Pigskin Parade (1936): College Musical, Featuring Judy Garland and Betty Grable

Fox’s clunky collage musical, “Pigskin Parade,” is now best-known for featuring two young actresses that would become major starts in the 1940s: Judy Garland and Betty Grable.

This was not Garland’s first film—“Every Sunday,” made in the same year at MGM and co-starring Deanna Durbin was—but “Pigskin Parade” was Garlan’s only loan-out from MGM during her long tenture there.

The movie, decently (but no more) directed by David Butler, and produced by Darry; F. Zanuck, was a hybrid, combining the formula of colle footbal movie and that of a campus musical comedy, a popular combo at the time.

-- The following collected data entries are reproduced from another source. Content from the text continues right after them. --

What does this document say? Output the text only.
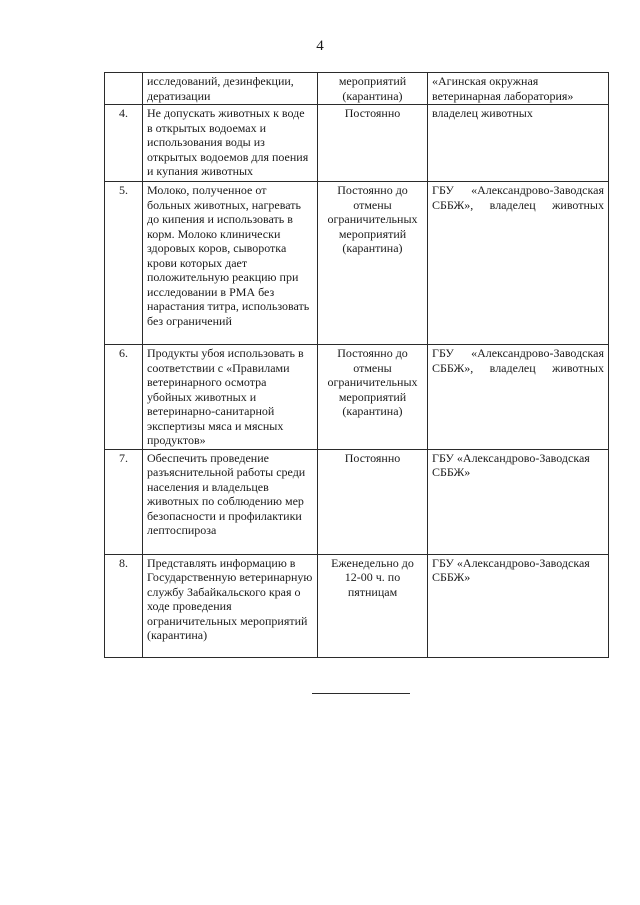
4
	исследований, дезинфекции, дератизации	мероприятий (карантина)	«Агинская окружная ветеринарная лаборатория»
4.	Не допускать животных к воде в открытых водоемах и использования воды из открытых водоемов для поения и купания животных	Постоянно	владелец животных
5.	Молоко, полученное от больных животных, нагревать до кипения и использовать в корм. Молоко клинически здоровых коров, сыворотка крови которых дает положительную реакцию при исследовании в РМА без нарастания титра, использовать без ограничений	Постоянно до отмены ограничительных мероприятий (карантина)	ГБУ «Александрово-Заводская СББЖ», владелец животных
6.	Продукты убоя использовать в соответствии с «Правилами ветеринарного осмотра убойных животных и ветеринарно-санитарной экспертизы мяса и мясных продуктов»	Постоянно до отмены ограничительных мероприятий (карантина)	ГБУ «Александрово-Заводская СББЖ», владелец животных
7.	Обеспечить проведение разъяснительной работы среди населения и владельцев животных по соблюдению мер безопасности и профилактики лептоспироза	Постоянно	ГБУ «Александрово-Заводская СББЖ»
8.	Представлять информацию в Государственную ветеринарную службу Забайкальского края о ходе проведения ограничительных мероприятий (карантина)	Еженедельно до 12-00 ч. по пятницам	ГБУ «Александрово-Заводская СББЖ»
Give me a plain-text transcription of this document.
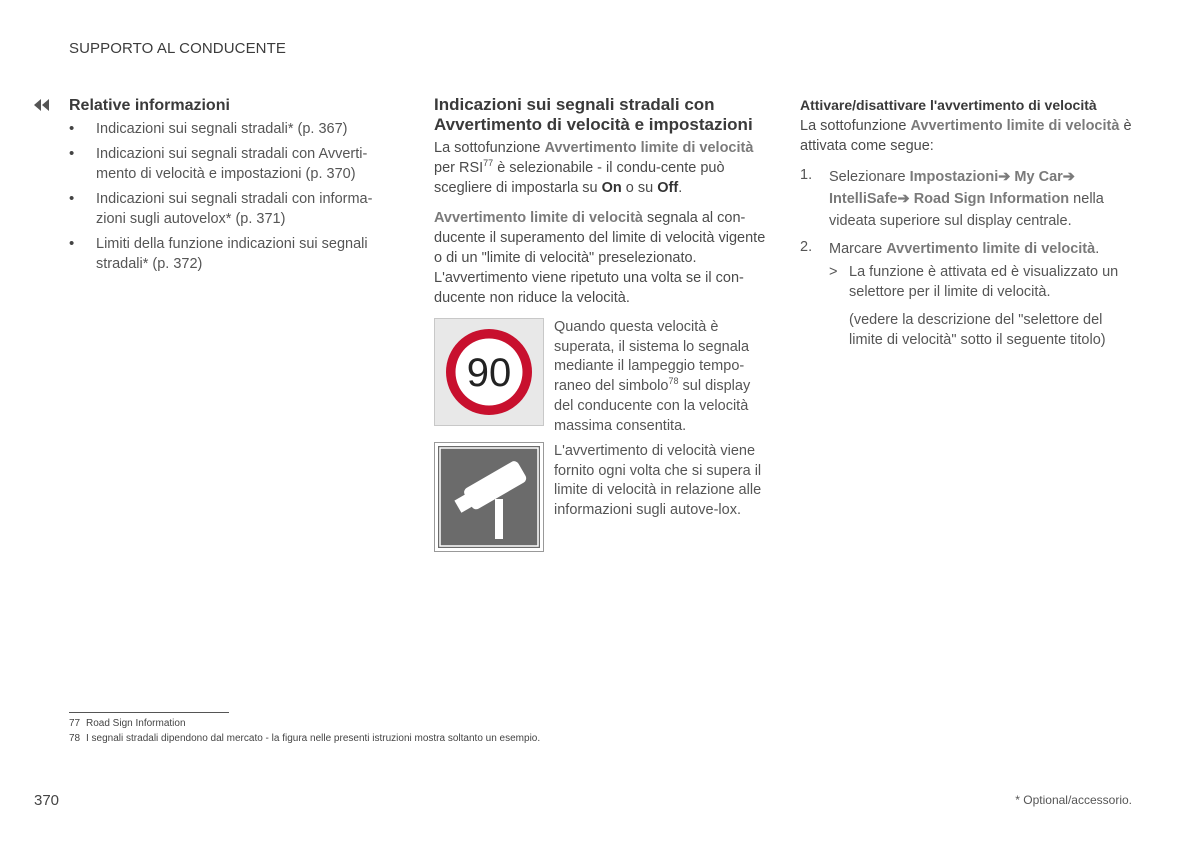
SUPPORTO AL CONDUCENTE
Relative informazioni
• Indicazioni sui segnali stradali* (p. 367)
• Indicazioni sui segnali stradali con Avverti-mento di velocità e impostazioni (p. 370)
• Indicazioni sui segnali stradali con informa-zioni sugli autovelox* (p. 371)
• Limiti della funzione indicazioni sui segnali stradali* (p. 372)
Indicazioni sui segnali stradali con Avvertimento di velocità e impostazioni

La sottofunzione Avvertimento limite di velocità per RSI$^{77}$ è selezionabile - il condu-cente può scegliere di impostarla su On o su Off.

Avvertimento limite di velocità segnala al con-ducente il superamento del limite di velocità vigente o di un "limite di velocità" preselezionato. L'avvertimento viene ripetuto una volta se il con-ducente non riduce la velocità.

90
Quando questa velocità è superata, il sistema lo segnala mediante il lampeggio tempo-raneo del simbolo$^{78}$ sul display del conducente con la velocità massima consentita.
L'avvertimento di velocità viene fornito ogni volta che si supera il limite di velocità in relazione alle informazioni sugli autove-lox.
Attivare/disattivare l'avvertimento di velocità

La sottofunzione Avvertimento limite di velocità è attivata come segue:

1. Selezionare Impostazioni➔ My Car➔ IntelliSafe➔ Road Sign Information nella videata superiore sul display centrale.
2. Marcare Avvertimento limite di velocità.
> La funzione è attivata ed è visualizzato un selettore per il limite di velocità.

(vedere la descrizione del "selettore del limite di velocità" sotto il seguente titolo)

77 Road Sign Information
78 I segnali stradali dipendono dal mercato - la figura nelle presenti istruzioni mostra soltanto un esempio.
370	* Optional/accessorio.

Even by 1930s standards, the movie, scripted by Harry Tugend, Jack Yellan, and William Conselman (based on a story by Art Sheekman, Nat Perrin, and Mark Kelly), is verbose and disjointed, but some of the songs are good, and some of the comic antics and shticks funny.

The plot kicks in, when the Yale University football team, looking for a credible but not too tough opponent for a charity game, accidentally invites the team from tiny Tesax State University (enrollment 700) instead of the University of Texas (which is ten times bigger).

Texas State has also just gotten a new football coach, Slug Winters (Jack Haley), who’s had a lot of success coaching high school back in Flushing, New York, but still has to prove himself with college players.

He arrives for his job with his brassy, outspoken, and unpleasant wife (Patsy Kelly) just ahead of the invitation from Yale, which nearly sends them running back to New York. Through sheer luck and Mrs. Winters’ smarts, however, they figure out a way they can meet the Yale team on the field and not get steamrollered. Instead, they come up with a fast, highly mobile brand of football that makes them contenders, but then they lose their star-player.

Mrs. Winters manages to stumble onto Amos Dodd (Stuart Erwin), an Arkansas farm boy who developed his arm by tossing watermelons around, and brings him and his sister (Judy Garland) to the college. But now they have to make Amos, who never finished high school, eligible, and keep him interested enough in the team and the college to get him to the game.

Stuart Erwin plays Amos Dood, a farmer who is recruited for a college football team, because he can hurl melons!    Though he is cast as the lead, Erwin was nominated for the Best Supporting Actor, in the first year of that category (he didn’t win, see below).

The movie aso features Jack Haley (who would become Judy’s co-star in the 1939 “The Wizard of Oz”), Ptasy Kelly, and Elish Cook, Jr.

It’s noteworthy,that the critics of the time noticed Garland’s talent, but did not go out of their way in praising her work as Erwin’s young sister.  The N.Y. Times, for example, wrote: “Also in the newcomer category is Judy Garland, about 12 or 13 now, about whom the West Coast hs been enthusing as a vocal find.  She’s cute, not too pretty, but a pleasingly fetching personality, who certainly knows how to sell a pop.”

Oscar Nominations:

Supporting Actor: Stuart Erwin

Oscar Awards: None

Oscar Context:

The Best Supporting Actor winner was Walter Brennan for “Come and Get It.”

About Stuart Erwin

Erwin achieved his greatest fame on TV, as one of the medium’s first stars, in the sitcom, “The Trouble With Father,” which was later renamed into “The Stuart Erwin Show.”